The aim of our study was to determine the frequency and characteristics of AI in elderly patients with hyponatraemia.


Thirty patients ≥65 years with Na+≤130 mmol/L and 30 age-matched control subjects, all hospitalised, were included in the study. Plasma cortisol levels were determined before and after intravenous administration of 1 μg synthetic adrenocorticotropin hormone. A peak cortisol >550 nmol/L was considered to exclude AI.
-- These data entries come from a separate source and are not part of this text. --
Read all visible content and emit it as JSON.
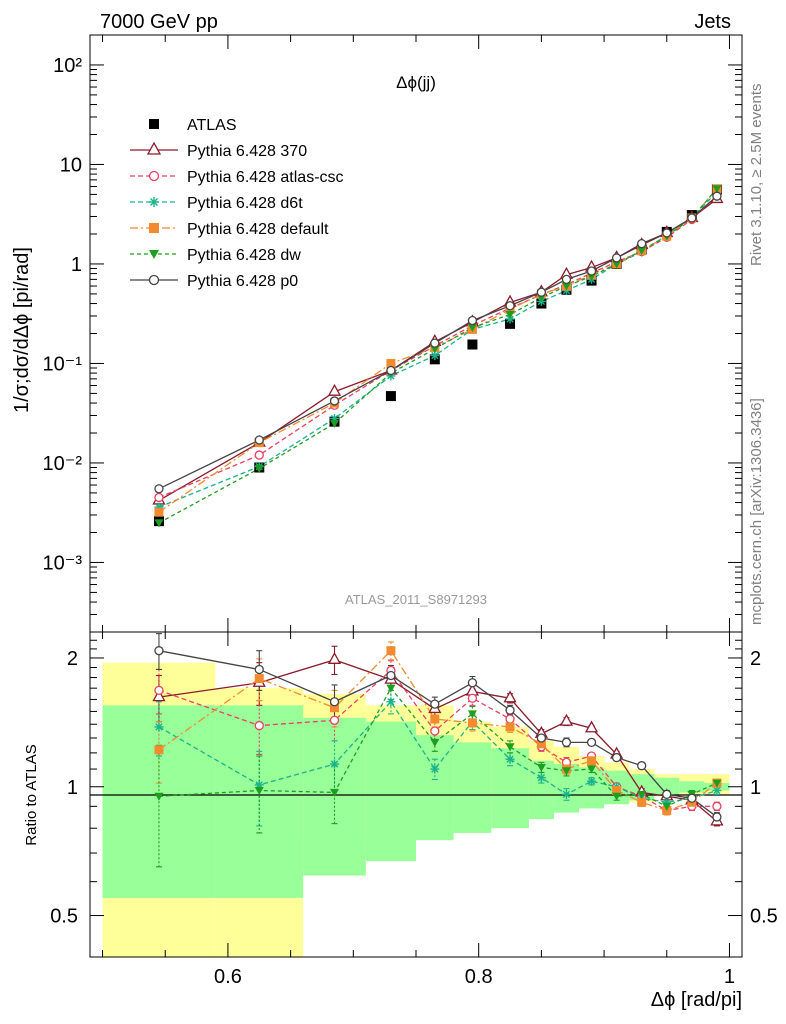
{
  "header": {
    "left": "7000 GeV pp",
    "right": "Jets"
  },
  "side_labels": {
    "top": "Rivet 3.1.10, ≥ 2.5M events",
    "bottom": "mcplots.cern.ch [arXiv:1306.3436]"
  },
  "chart_data": {
    "type": "line",
    "title": "Δϕ(jj)",
    "watermark": "ATLAS_2011_S8971293",
    "xlabel": "Δϕ [rad/pi]",
    "ylabel": "1/σ;dσ/dΔϕ [pi/rad]",
    "ratio_ylabel": "Ratio to ATLAS",
    "xlim": [
      0.49,
      1.01
    ],
    "ylim": [
      0.0002,
      200
    ],
    "ratio_ylim": [
      0.4,
      2.3
    ],
    "log_y": true,
    "x_ticks": [
      "0.6",
      "0.8",
      "1"
    ],
    "y_ticks": [
      "10⁻³",
      "10⁻²",
      "10⁻¹",
      "1",
      "10",
      "10²"
    ],
    "ratio_ticks": [
      "0.5",
      "1",
      "2"
    ],
    "legend_position": "top-left",
    "x": [
      0.545,
      0.625,
      0.685,
      0.73,
      0.765,
      0.795,
      0.825,
      0.85,
      0.87,
      0.89,
      0.91,
      0.93,
      0.95,
      0.97,
      0.99
    ],
    "bin_edges": [
      0.5,
      0.59,
      0.66,
      0.71,
      0.75,
      0.78,
      0.81,
      0.84,
      0.86,
      0.88,
      0.9,
      0.92,
      0.94,
      0.96,
      0.98,
      1.0
    ],
    "band_inner": [
      [
        0.55,
        1.55
      ],
      [
        0.55,
        1.55
      ],
      [
        0.62,
        1.45
      ],
      [
        0.67,
        1.42
      ],
      [
        0.75,
        1.32
      ],
      [
        0.78,
        1.27
      ],
      [
        0.8,
        1.23
      ],
      [
        0.84,
        1.15
      ],
      [
        0.87,
        1.13
      ],
      [
        0.89,
        1.11
      ],
      [
        0.91,
        1.09
      ],
      [
        0.93,
        1.07
      ],
      [
        0.95,
        1.05
      ],
      [
        0.97,
        1.03
      ],
      [
        0.98,
        1.02
      ]
    ],
    "band_outer": [
      [
        0.4,
        1.95
      ],
      [
        0.4,
        1.7
      ],
      [
        0.75,
        1.65
      ],
      [
        0.81,
        1.55
      ],
      [
        0.81,
        1.55
      ],
      [
        0.85,
        1.42
      ],
      [
        0.9,
        1.38
      ],
      [
        0.9,
        1.28
      ],
      [
        0.9,
        1.24
      ],
      [
        0.9,
        1.18
      ],
      [
        0.92,
        1.14
      ],
      [
        0.92,
        1.1
      ],
      [
        0.96,
        1.07
      ],
      [
        0.96,
        1.07
      ],
      [
        0.96,
        1.07
      ]
    ],
    "series": [
      {
        "name": "ATLAS",
        "color": "#000000",
        "marker": "square",
        "dash": "",
        "values": [
          0.0026,
          0.009,
          0.026,
          0.047,
          0.11,
          0.155,
          0.25,
          0.4,
          0.55,
          0.68,
          1.0,
          1.4,
          2.1,
          3.1,
          5.6
        ],
        "ratio": [
          1,
          1,
          1,
          1,
          1,
          1,
          1,
          1,
          1,
          1,
          1,
          1,
          1,
          1,
          1
        ]
      },
      {
        "name": "Pythia 6.428 370",
        "color": "#8b1a2b",
        "marker": "triangle-open",
        "dash": "",
        "values": [
          0.0042,
          0.016,
          0.052,
          0.085,
          0.165,
          0.26,
          0.41,
          0.52,
          0.78,
          0.92,
          1.15,
          1.55,
          2.05,
          2.9,
          4.5
        ],
        "ratio": [
          1.62,
          1.75,
          1.98,
          1.78,
          1.52,
          1.67,
          1.61,
          1.33,
          1.42,
          1.37,
          1.19,
          0.97,
          0.95,
          0.93,
          0.83
        ],
        "ratio_err": [
          0.2,
          0.2,
          0.15,
          0.1,
          0.06,
          0.06,
          0.04,
          0.03,
          0.03,
          0.02,
          0.02,
          0.02,
          0.02,
          0.02,
          0.02
        ]
      },
      {
        "name": "Pythia 6.428 atlas-csc",
        "color": "#e8405f",
        "marker": "circle-open",
        "dash": "5,3",
        "values": [
          0.0045,
          0.012,
          0.038,
          0.085,
          0.15,
          0.24,
          0.36,
          0.49,
          0.62,
          0.81,
          1.05,
          1.33,
          1.85,
          2.8,
          4.9
        ],
        "ratio": [
          1.68,
          1.39,
          1.43,
          1.87,
          1.35,
          1.61,
          1.44,
          1.24,
          1.14,
          1.18,
          1.0,
          0.95,
          0.88,
          0.9,
          0.9
        ],
        "ratio_err": [
          0.2,
          0.2,
          0.15,
          0.1,
          0.06,
          0.06,
          0.04,
          0.03,
          0.03,
          0.02,
          0.02,
          0.02,
          0.02,
          0.02,
          0.02
        ]
      },
      {
        "name": "Pythia 6.428 d6t",
        "color": "#1ab38c",
        "marker": "asterisk",
        "dash": "5,3",
        "values": [
          0.0036,
          0.0092,
          0.028,
          0.075,
          0.12,
          0.22,
          0.28,
          0.42,
          0.54,
          0.7,
          1.0,
          1.32,
          1.95,
          2.9,
          5.3
        ],
        "ratio": [
          1.38,
          1.01,
          1.13,
          1.58,
          1.1,
          1.42,
          1.16,
          1.05,
          0.96,
          1.03,
          1.0,
          0.94,
          0.92,
          0.94,
          0.98
        ],
        "ratio_err": [
          0.2,
          0.2,
          0.15,
          0.1,
          0.06,
          0.06,
          0.04,
          0.03,
          0.03,
          0.02,
          0.02,
          0.02,
          0.02,
          0.02,
          0.02
        ]
      },
      {
        "name": "Pythia 6.428 default",
        "color": "#f28b30",
        "marker": "square",
        "dash": "8,3,2,3",
        "values": [
          0.0032,
          0.016,
          0.04,
          0.1,
          0.145,
          0.22,
          0.35,
          0.5,
          0.6,
          0.78,
          1.0,
          1.36,
          1.9,
          2.9,
          5.7
        ],
        "ratio": [
          1.22,
          1.79,
          1.53,
          2.08,
          1.44,
          1.41,
          1.38,
          1.26,
          1.1,
          1.15,
          0.98,
          0.92,
          0.88,
          0.92,
          1.02
        ],
        "ratio_err": [
          0.2,
          0.2,
          0.15,
          0.1,
          0.06,
          0.06,
          0.04,
          0.03,
          0.03,
          0.02,
          0.02,
          0.02,
          0.02,
          0.02,
          0.02
        ]
      },
      {
        "name": "Pythia 6.428 dw",
        "color": "#1e9e1e",
        "marker": "triangle-down",
        "dash": "4,3",
        "values": [
          0.0025,
          0.0088,
          0.025,
          0.08,
          0.14,
          0.23,
          0.31,
          0.46,
          0.6,
          0.75,
          1.0,
          1.37,
          1.9,
          2.9,
          5.7
        ],
        "ratio": [
          0.95,
          0.98,
          0.97,
          1.7,
          1.27,
          1.48,
          1.24,
          1.11,
          1.09,
          1.1,
          0.95,
          0.96,
          0.9,
          0.96,
          1.02
        ],
        "ratio_err": [
          0.3,
          0.2,
          0.15,
          0.1,
          0.06,
          0.06,
          0.04,
          0.03,
          0.03,
          0.02,
          0.02,
          0.02,
          0.02,
          0.02,
          0.02
        ]
      },
      {
        "name": "Pythia 6.428 p0",
        "color": "#444444",
        "marker": "circle-open",
        "dash": "",
        "values": [
          0.0055,
          0.017,
          0.042,
          0.085,
          0.16,
          0.27,
          0.38,
          0.52,
          0.7,
          0.85,
          1.15,
          1.6,
          2.05,
          2.9,
          4.8
        ],
        "ratio": [
          2.08,
          1.88,
          1.58,
          1.82,
          1.56,
          1.75,
          1.51,
          1.3,
          1.27,
          1.27,
          1.17,
          1.12,
          0.96,
          0.94,
          0.85
        ],
        "ratio_err": [
          0.2,
          0.2,
          0.15,
          0.1,
          0.06,
          0.06,
          0.04,
          0.03,
          0.03,
          0.02,
          0.02,
          0.02,
          0.02,
          0.02,
          0.02
        ]
      }
    ]
  }
}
Sodium levels were 125 ± 5 and 139.8 ± 2 mmol/L in the hyponatremic and control groups respectively. Baseline cortisol <550 nmol/L was found in a half of hyponatremic patients. However, stimulated cortisol levels were compatible with AI in only one case (3%) and none of the controls. The mean cortisol levels were significantly higher in hyponatremic compared with control subjects, both in the basal state (585 ± 215 and 381 ± 135 nmol/L, respectively, P < 0.001) and after stimulation (933 ± 254 and 781 ± 160 nmol/L, P < 0.05). However, the incremental increase in cortisol levels after stimulation was similar in the two groups (361 ± 196 and 403 ± 155 nmol/L)


AI is an uncommon cause of hyponatraemia in older age. Based on this small cohort, AI may be present in 3% of elderly patients with hyponatraemia. AI cannot be excluded by baseline cortisol in a significant minority of hyponatremic patients and further testing with adrenocorticotropin hormone stimulation is needed.